Poster Presentation: Sunday, May 18, 2025, 8:30 am – 12:30 pm, Banyan Breezeway
Session: Visual Search: Eye movements, scenes, real-world stimuli

Antje Nuthmann1, Anton Janser1; 1Kiel University

Efficiently locating objects within visual scenes is crucial for everyday behavior and involves eye movements to direct our attention. We report results from a large-scale project employing a quasi-experimental approach to investigate scene guidance during visual search in naturalistic environments. Using 170 real-world scene images, each featuring a single target object, we examined how naturally varying object and scene properties influence temporal measures of search efficiency. Object-based predictors included the object’s distance from the center of the scene, its size, and its visual salience, derived from saliency map computations. To gauge the spatial distribution of meaning within the scenes, a meaning map was generated for each scene image, aggregating crowd-sourced responses. Object meaning was represented by the mean value over the search object, while the mean value across all pixels in the map served as a proxy of the information density in the scene.
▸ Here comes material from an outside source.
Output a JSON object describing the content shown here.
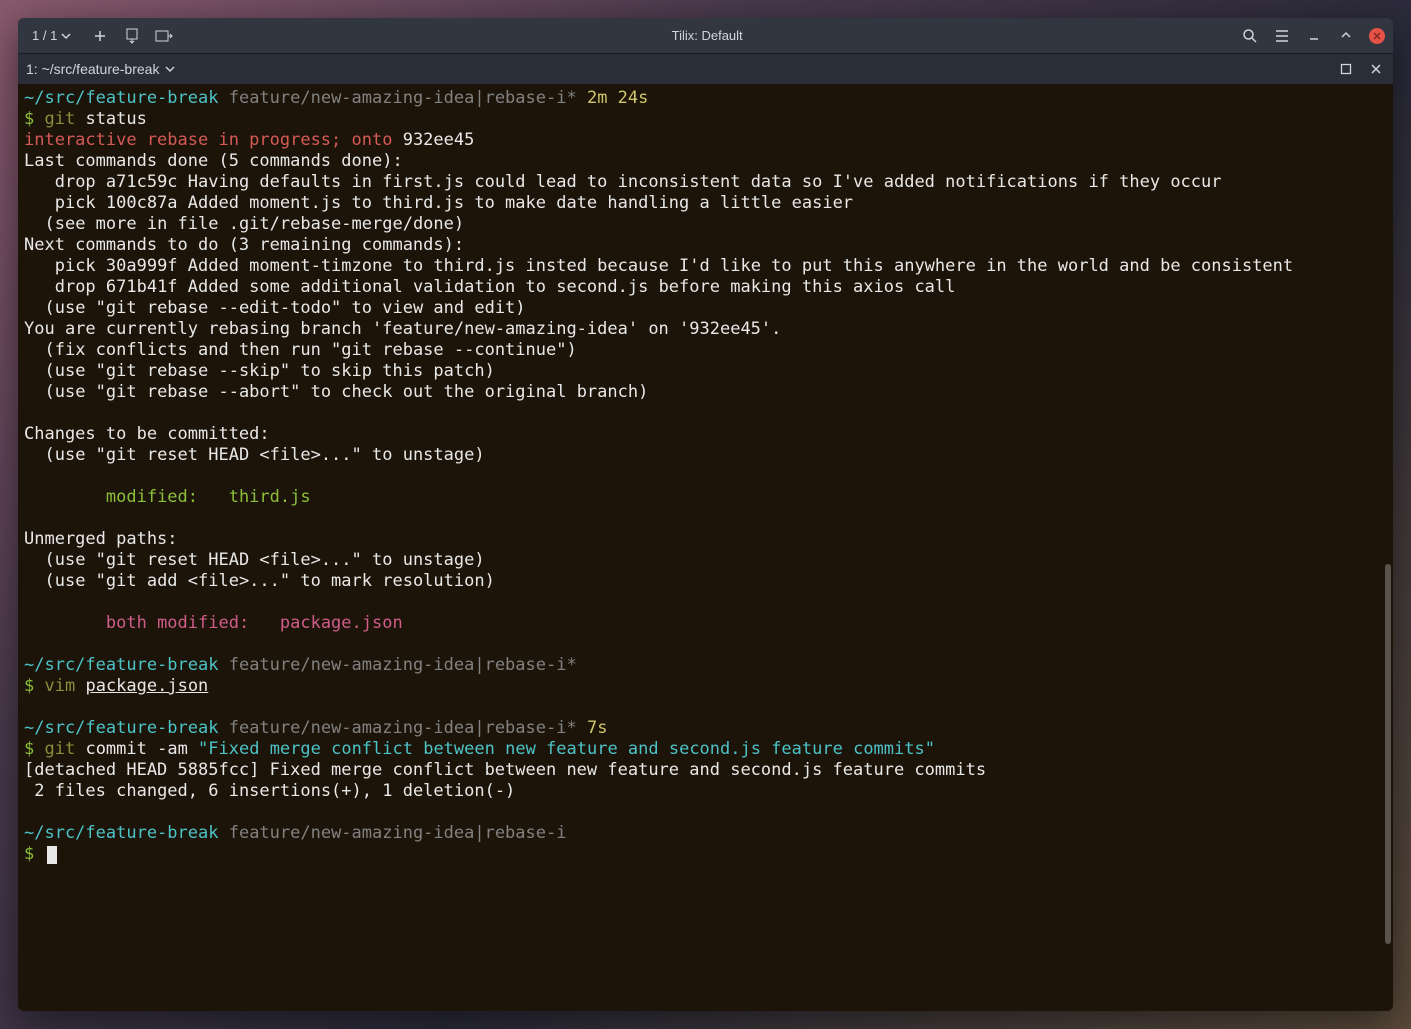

The object’s relationship to the scene was captured through human ratings of semantic fit, reflecting the likelihood of encountering the object in the scene, and syntactic fit, reflecting its positional plausibility. Central to the study was an eye-tracking experiment in which over 50 observers located the target object in each scene by directing their gaze to it. The main dependent variable was the latency to first fixation on the target, measuring how efficiently attention was guided toward it. Linear mixed-model analyses revealed independent effects of object size, object meaning, and syntax, indicating shorter latencies for larger targets, higher-meaning targets, and targets appearing at more plausible locations. Moreover, latencies increased as the information density increased. First-pass gaze duration for the target object showed opposing influences of object salience and meaning: it was longer for more salient objects but shorter for those with higher meaning. We discuss our findings in the context of existing research using experimental manipulations.